I owe a lot to Manchester. She’s been good to me. She welcomed me with open arms, she made me comfortable, she introduced me to her people, she challenged me, she shaped me- she grew me through and through. I’m graduating in 7 days so this kind of post is requisite. Now, don’t mind if I do.
For many, coming to university abroad is a natural progression from further education. It’s guaranteed, almost automatic. But for me, no. Coming to Manchester was a miracle of many sorts. Let’s start with the fact that I was 17 when I finished school. Seventeen. A decade and seven years. So no, my parents were not enthusiastic about the idea of an education abroad. For a long time, it was not even an option. But somehow, I insisted. And after a while, one parent bought the idea, and subsequently convinced the other. Thankfully, my grades reinforced that initial skepticism, and it became a little easier to push the agenda.

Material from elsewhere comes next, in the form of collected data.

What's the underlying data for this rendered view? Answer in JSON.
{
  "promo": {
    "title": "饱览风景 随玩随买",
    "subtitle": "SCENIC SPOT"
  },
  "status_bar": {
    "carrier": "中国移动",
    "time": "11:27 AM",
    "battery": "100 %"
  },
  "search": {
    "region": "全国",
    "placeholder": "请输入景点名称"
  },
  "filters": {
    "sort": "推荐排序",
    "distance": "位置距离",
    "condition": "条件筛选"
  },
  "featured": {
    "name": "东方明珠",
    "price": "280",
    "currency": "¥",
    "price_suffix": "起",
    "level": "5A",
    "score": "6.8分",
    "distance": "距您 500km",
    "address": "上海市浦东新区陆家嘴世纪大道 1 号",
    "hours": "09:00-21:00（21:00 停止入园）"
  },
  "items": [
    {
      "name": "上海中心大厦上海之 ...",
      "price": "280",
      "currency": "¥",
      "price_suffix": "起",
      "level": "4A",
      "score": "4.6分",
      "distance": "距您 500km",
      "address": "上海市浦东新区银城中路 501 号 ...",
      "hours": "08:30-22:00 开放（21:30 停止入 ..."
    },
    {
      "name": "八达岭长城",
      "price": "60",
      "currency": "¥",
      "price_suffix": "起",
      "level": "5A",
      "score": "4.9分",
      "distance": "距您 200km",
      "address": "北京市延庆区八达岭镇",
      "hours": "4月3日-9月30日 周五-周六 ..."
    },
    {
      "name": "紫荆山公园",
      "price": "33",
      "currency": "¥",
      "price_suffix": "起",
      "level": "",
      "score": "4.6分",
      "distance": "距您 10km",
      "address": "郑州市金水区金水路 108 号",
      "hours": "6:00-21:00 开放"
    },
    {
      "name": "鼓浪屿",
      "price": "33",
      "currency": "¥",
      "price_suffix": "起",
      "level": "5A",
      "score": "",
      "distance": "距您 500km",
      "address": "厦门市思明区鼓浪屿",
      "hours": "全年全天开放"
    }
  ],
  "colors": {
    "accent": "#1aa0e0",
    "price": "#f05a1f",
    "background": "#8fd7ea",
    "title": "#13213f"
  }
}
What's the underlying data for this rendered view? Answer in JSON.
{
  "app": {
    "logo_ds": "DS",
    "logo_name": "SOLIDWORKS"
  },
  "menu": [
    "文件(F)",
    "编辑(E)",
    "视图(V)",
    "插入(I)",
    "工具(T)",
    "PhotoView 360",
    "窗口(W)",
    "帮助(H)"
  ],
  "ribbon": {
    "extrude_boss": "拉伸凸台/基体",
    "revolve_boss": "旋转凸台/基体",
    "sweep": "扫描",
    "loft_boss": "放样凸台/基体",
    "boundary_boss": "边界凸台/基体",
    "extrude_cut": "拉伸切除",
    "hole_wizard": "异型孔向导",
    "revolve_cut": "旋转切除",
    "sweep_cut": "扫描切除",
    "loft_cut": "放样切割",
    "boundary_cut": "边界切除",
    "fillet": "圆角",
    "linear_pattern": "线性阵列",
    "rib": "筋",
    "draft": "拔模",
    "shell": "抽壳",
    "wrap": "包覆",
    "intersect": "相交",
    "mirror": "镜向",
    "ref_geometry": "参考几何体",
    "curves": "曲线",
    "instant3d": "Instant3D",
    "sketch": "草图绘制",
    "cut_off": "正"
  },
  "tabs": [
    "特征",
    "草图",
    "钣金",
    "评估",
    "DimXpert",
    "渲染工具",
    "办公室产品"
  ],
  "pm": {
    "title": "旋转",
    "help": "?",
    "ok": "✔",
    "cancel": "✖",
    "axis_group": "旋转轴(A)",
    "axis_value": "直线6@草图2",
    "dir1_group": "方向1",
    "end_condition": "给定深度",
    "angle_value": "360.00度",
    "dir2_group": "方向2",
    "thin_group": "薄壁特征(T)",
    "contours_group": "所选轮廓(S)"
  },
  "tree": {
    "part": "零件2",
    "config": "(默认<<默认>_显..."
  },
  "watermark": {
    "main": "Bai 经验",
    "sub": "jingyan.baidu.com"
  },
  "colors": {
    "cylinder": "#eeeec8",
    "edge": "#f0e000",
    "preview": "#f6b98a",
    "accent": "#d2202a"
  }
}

Secondly, university abroad is not cheap. It’s expensive. It’s very expensive. It’s one thing to get you to university, and it’s another to keep you there. I don’t take it for granted for one second, that I was able to be in university, and complete it in 3 years. I owe a lot to my parents for working so hard, and I owe the most to God, for making it possible. I read this quote somewhere, before I came to uni, and it really encouraged me.
“God’s will, God’s bill“
Thirdly- law school gave me grief, and grief in abundance. I’ve said it before, and I’ll say it again- I found it really tough. For many reasons- the content, the teaching style, the (sometimes) tedious modules. Law school did wonders for my confidence. Having done really well in my IB exams, it seemed obvious that this success was transferable. But oh wow! When you start doubting yourself to the point of astonishment, you begin to understand that things work a whole lot differently in university. However, I must add, it can be done- and done well at that! I thank God so much, because despite a really really hard 3 years, I managed to do very well. Smart work and prayers together do wonders.

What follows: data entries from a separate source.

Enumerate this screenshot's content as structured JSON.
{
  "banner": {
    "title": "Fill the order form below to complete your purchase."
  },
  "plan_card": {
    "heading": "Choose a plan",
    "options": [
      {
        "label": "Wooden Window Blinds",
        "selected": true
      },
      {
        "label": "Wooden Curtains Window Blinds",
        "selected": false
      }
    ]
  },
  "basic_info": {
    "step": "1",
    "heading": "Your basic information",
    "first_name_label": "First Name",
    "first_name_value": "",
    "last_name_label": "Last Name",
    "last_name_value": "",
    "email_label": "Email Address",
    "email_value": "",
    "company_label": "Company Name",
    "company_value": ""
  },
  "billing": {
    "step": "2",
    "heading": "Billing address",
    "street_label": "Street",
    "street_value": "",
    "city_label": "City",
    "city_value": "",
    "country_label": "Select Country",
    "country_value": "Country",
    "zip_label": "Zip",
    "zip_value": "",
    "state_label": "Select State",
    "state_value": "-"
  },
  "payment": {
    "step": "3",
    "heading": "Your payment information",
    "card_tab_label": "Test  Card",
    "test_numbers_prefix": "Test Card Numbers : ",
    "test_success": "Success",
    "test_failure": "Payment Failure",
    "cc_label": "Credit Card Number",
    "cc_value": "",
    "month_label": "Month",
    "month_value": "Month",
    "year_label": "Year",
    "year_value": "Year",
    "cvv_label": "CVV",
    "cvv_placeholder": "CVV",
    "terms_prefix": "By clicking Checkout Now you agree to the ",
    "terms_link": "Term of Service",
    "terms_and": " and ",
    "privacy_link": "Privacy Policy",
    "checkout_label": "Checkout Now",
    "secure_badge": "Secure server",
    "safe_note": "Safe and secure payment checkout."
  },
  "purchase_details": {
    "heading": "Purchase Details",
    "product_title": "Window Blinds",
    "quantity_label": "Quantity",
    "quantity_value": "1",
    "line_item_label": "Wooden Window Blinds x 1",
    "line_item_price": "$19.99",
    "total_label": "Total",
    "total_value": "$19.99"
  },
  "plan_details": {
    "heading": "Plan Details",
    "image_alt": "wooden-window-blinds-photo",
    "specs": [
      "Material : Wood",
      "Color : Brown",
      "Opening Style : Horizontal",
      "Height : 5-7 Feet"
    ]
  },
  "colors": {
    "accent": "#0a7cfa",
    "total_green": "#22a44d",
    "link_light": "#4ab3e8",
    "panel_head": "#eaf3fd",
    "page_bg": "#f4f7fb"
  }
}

If there’s anything university has taught me, it’s that life goes above and beyond academics. My biggest and most profound lessons have come from the challenges of university life. My theory is that the struggles you face in university reflect the ones you will face ‘out there’. I’ve mostly learnt about failure, vulnerability and courage.
I’ve said this before but I think it’s worth mentioning again. I was really enthusiastic about getting involved in university when I first joined. There’s that first year glow that seems to emanate from Freshers’, and I was no exception. I applied for it all- Law Society representative, internships, committee member, global graduate scheme, vacation placement, part-time jobs, enterprise competitions- the list is endless. And likewise, the rejections seemed endless. You actually just wonder, should I just stop altogether or what? But I learnt a few things. I learnt to appreciate the beauty in trying. I learnt that just because you put yourself out there in pursuit of something, it does NOT automatically mean you’ll get it. And that’s okay, because there is SO much to gain from trying, making an effort, putting yourself out there. So don’t ever stop. Don’t ever feel like you try too hard and never achieve anything. I believe strongly that the more you try, the closer you are to achieving something great. And that’s definitely been the case for me. I won an election at my students union this year and I started a venture that is very close to my heart. It made the past few years of effort worth it. It is honestly the greatest feeling in the world and there is nothing to explain it. Failure is inevitable, and the sooner you accept it, the closer you are to your goals.
And of course, I can’t forget to thank Manchester for inspiring the steady ascension of my eyebrow game. Let’s hope it stays there.